As I’ve discussed in a previous post, I feel as if I let other people determine how I feel about myself and my body. I hate to bring up my mother again, but I’m going to. My family and the way that they judge people based on their appearances and the way that they are critical of everyone based on their appearance has shaped me and the way I feel about my body. My mother often said when I was a kid, “Fat doesn’t look good on anyone but a pig.” So naturally I grew up thinking that no boy would want to be with me because I was always larger than the other girls. In junior high school, my mother measured my butt and told me that if I just lost a few inches that I would easily be down a size. She further told me, “You better hope that a guy falls for your personality.” My mother made a thousand and one some comments about how unacceptable my body was. My butt was a major point of contention between us. I remember running out of the house one day and my mother stopping me so that she could angrily tell me, “Karen, your ass is getting back fat again.” I know now that I ate more in retaliation. I didn’t start binge eating until college, but in high school I would sneak and get the sweets that were denied me because my mother was not going to win in the war over my body.
I started binge eating in college. I went to a college that was only forty five minutes away from where I grew up, but I had never lived away from my family before and I flipped out. I recognize now that I was suffering from a mental illness, but back then I handled my feelings of anxiety with food. My parents didn’t respond to my extreme weight gain well. I remember being home once and trying to tell my mother that I needed to accept my body at its size. I was trying to communicate to her that self acceptance was important, but my mother’s angry reply was, “Well, I can’t accept you at that size!”
I realized today that if I truly want to be at peace with myself, that I have to be at peace with my body, and that to be at peace with my body is to take care of it and love it, instead of hating it for not being acceptable to certain people. Jesus said, “If a house is divided against itself, that house cannot stand.” If I continue to hate my body, I will forever be miserable.
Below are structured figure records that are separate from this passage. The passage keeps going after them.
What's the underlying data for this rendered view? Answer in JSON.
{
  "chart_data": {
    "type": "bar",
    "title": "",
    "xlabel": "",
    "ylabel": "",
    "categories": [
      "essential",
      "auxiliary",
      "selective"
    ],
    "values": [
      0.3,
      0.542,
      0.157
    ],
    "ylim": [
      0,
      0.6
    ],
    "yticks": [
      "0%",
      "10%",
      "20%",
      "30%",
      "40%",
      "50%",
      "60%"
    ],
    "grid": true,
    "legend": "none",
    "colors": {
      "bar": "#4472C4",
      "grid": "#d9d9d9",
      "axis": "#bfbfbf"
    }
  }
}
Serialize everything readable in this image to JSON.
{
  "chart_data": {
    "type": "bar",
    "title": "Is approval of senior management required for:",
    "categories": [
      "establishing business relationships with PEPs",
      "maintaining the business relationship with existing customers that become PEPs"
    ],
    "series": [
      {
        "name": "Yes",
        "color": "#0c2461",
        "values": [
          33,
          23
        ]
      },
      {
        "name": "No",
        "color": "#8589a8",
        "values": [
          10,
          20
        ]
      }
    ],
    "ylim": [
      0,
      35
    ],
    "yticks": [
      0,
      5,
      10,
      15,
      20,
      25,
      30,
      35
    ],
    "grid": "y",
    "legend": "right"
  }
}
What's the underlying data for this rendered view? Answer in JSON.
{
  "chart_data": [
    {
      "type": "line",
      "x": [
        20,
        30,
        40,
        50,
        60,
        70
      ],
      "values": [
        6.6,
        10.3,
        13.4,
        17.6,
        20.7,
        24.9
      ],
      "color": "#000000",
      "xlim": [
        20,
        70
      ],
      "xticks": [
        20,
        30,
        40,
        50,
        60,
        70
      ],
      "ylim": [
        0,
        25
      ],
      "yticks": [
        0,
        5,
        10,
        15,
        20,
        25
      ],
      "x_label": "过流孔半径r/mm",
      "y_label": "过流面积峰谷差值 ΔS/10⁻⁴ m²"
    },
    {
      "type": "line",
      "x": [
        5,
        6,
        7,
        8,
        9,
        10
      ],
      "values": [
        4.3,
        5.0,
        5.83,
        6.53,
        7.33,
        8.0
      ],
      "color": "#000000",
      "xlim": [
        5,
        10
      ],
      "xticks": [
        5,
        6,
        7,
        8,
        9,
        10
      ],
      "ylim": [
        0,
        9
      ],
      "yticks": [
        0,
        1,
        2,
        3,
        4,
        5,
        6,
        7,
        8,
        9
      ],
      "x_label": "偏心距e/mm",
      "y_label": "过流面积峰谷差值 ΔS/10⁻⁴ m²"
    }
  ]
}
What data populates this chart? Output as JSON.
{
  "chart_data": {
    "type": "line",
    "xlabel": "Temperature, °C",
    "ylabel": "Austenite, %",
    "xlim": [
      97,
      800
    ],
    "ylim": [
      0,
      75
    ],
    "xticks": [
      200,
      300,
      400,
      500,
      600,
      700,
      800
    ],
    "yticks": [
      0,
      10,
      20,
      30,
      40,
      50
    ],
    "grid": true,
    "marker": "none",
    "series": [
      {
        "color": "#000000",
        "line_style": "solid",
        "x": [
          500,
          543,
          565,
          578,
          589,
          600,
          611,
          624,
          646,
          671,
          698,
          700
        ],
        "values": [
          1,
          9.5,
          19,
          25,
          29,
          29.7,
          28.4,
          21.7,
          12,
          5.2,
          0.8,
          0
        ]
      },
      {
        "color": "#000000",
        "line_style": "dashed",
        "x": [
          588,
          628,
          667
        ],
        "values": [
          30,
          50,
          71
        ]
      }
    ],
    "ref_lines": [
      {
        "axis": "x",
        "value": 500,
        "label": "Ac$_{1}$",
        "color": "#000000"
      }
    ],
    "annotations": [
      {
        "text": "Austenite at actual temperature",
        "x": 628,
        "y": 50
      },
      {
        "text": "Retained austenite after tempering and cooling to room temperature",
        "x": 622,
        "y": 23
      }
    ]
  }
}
What Has Hating My Body Gotten Me?
I have hated my body for most of my life. Hating my body has not led to any positive change. I haven’t been able to hate my body into being a smaller size, at least not for very long. I haven’t been able to hate my body into good health. I’m not a psychiatrist but I’m guessing that I’m probably this fat because I hate my body and that is the same thing as hating myself. I know that I binge to deal with my emotions. Most of my turbulent emotions revolve around my self loathing. I hate myself because I weigh as much as I do. I weigh as much as I do because I hate myself.
When I take my body image issues out of the equation, I don’t have a reason to hate myself. I am very well educated. I’m not the famous writer that I want to be, but I have had the balls to follow my bliss. I quit my teaching job in 2001 after 9/11 because I came to the realization that writing fiction is my true passion. I’ve been following my passion since then. I am a good friend, a good daughter, a good sister, and a good auntie. My life isn’t perfect. I’m not perfect by any means, but the thing that I beat myself up the most about is my weight.
I have told myself that if I just lose all this weight than my life will be super awesome. Even in my delusions I know that there is no such thing as a perfect life, but I have convinced myself that if I lose all this weight it will solve a number of problems.
If I Lose All This Weight I will be able to . . .
- Find a man and get married
- Have kids
- Travel to Europe
- Shop in a regular store and buy regular sized clothes
- Buy Designer clothes
- Not have to worry about strangers saying fucked up things to me
- Not have to worry about my family saying fucked up things to me
- Not have to worry about fitting into chairs with arms, turn styles, and rides at amusement parks
I see now that since I have conflated losing weight with achieving an ideal life, that when I stumble in my healthy eating journey or when I don’t lose the weight fast enough that I wind up hating myself even more. That hatred leads to even more binge eating.
Today is the day that I stop the hatred. Today is the day that I decide to love my body and myself unconditionally.
This is a rather long post already, so I won’t go into what loving my body means for my weight loss journey and my fitness regime.